Barking, whining, whimpering and howling are all ways for your dog to communicate and they all signify some particular feeling or desire. We're most familiar with barking and other daily sounds our dogs make. We can identify the way our dog barks to let us know he's hungry or he wants out. We usually know what it means when a puppy whimpers. But it can be quite startling to hear a dog howl.
Dogs may howl for several reasons and they are similar to the same reasons that wolves howl. Anyone who has ever heard the haunting, lonely sound of a wolf's howl probably won't soon forget it. A wolf may howl when he's alone to give his position to his packmates. He may howl, in essence, because he's lonely and he wants to be found.
Your dog may howl for much the same reason. If you have to leave your dog home alone it's possible that your dog can develop a habit of howling in your absence to express his loneliness. In a way, he's letting others know where he is. His "pack" (that would be you) is missing and he wants to be found, or he wants you to make your way back home to find him. The howl is like a beacon so the two of you can find each other.

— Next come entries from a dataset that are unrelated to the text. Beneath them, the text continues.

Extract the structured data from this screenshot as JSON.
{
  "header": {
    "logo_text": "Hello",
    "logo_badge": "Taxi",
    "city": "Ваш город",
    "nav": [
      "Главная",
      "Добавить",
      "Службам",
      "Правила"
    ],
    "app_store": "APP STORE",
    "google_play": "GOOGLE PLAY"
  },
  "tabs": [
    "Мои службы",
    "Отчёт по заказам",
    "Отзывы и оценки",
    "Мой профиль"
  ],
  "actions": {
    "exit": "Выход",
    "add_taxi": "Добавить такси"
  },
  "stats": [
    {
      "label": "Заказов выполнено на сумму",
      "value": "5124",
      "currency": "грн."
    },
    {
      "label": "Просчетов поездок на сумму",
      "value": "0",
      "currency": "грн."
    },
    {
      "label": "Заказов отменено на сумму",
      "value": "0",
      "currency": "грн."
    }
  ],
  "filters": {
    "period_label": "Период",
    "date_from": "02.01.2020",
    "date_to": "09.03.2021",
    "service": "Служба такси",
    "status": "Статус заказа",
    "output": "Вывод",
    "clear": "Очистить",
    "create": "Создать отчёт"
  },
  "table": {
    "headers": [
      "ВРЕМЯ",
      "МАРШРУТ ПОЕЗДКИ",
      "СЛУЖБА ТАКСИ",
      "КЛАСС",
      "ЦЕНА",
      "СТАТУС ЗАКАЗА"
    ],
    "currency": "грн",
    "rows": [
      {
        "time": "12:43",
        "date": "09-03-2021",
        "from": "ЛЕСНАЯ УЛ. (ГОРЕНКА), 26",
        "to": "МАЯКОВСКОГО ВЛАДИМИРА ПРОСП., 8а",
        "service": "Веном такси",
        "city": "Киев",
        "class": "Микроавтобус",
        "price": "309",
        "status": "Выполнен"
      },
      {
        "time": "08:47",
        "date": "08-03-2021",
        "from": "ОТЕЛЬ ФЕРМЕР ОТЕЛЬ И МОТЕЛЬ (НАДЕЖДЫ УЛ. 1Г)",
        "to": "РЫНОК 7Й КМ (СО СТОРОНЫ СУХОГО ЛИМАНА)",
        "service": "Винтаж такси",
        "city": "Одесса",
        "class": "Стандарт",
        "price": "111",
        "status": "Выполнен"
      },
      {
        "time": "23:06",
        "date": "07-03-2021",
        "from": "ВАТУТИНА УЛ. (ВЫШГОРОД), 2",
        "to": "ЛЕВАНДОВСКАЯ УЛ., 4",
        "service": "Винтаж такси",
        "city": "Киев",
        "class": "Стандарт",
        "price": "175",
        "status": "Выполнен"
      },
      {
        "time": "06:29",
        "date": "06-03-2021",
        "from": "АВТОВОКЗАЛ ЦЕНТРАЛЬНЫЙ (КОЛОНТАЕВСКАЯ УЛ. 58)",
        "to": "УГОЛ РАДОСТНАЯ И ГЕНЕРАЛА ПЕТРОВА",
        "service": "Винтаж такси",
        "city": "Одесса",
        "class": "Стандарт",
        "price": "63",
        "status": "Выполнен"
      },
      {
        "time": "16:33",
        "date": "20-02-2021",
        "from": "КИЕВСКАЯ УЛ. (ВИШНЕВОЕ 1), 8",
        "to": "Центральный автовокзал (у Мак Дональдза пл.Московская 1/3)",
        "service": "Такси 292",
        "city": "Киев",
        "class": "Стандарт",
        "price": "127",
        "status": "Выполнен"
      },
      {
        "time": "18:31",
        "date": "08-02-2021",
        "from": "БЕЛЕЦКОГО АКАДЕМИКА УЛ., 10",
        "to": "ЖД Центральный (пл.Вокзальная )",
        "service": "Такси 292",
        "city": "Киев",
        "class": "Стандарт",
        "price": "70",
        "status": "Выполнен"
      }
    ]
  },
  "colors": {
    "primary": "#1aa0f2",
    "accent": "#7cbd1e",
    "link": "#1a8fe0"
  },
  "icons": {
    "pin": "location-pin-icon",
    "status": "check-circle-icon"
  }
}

Of course, your neighbors probably won't appreciate your dog's howling.
The howl of a dog can carry for long distances so, for both wolves and dogs, howling is very useful when the animals are separated. Howling can be a way for the animals to try to re-establish contact with each other.
Fortunately, most dogs don't howl this way very often, or for long periods of time. They may bark anxiously, or bark for pleasure or as a nuisance, but howling itself isn't that common among domesticated dogs. There are exceptions, of course. Some hounds enjoy a good baying session. Baying is somewhat different than howling since it usually has some prey as an object - a squirrel up a tree, for instance - but, again, your neighbors probably won't appreciate the subtle differences.
Some dogs may also howl when they hear sirens or music. No one really knows why dogs feel the need to accompany these sounds with their own howl. The answer could be anything from the sound hurting their ears to just wanting to join in.
If you have a dog who howls there's probably not much you can do about it. If the howling seems to be related to separation anxiety you can work on ways to reduce your dog's anxiety by consulting with your veterinarian and/or a canine behaviorist. Otherwise, your dog probably won't howl very often. If and when he does you should pay attention and see what triggers the event. It could be something important.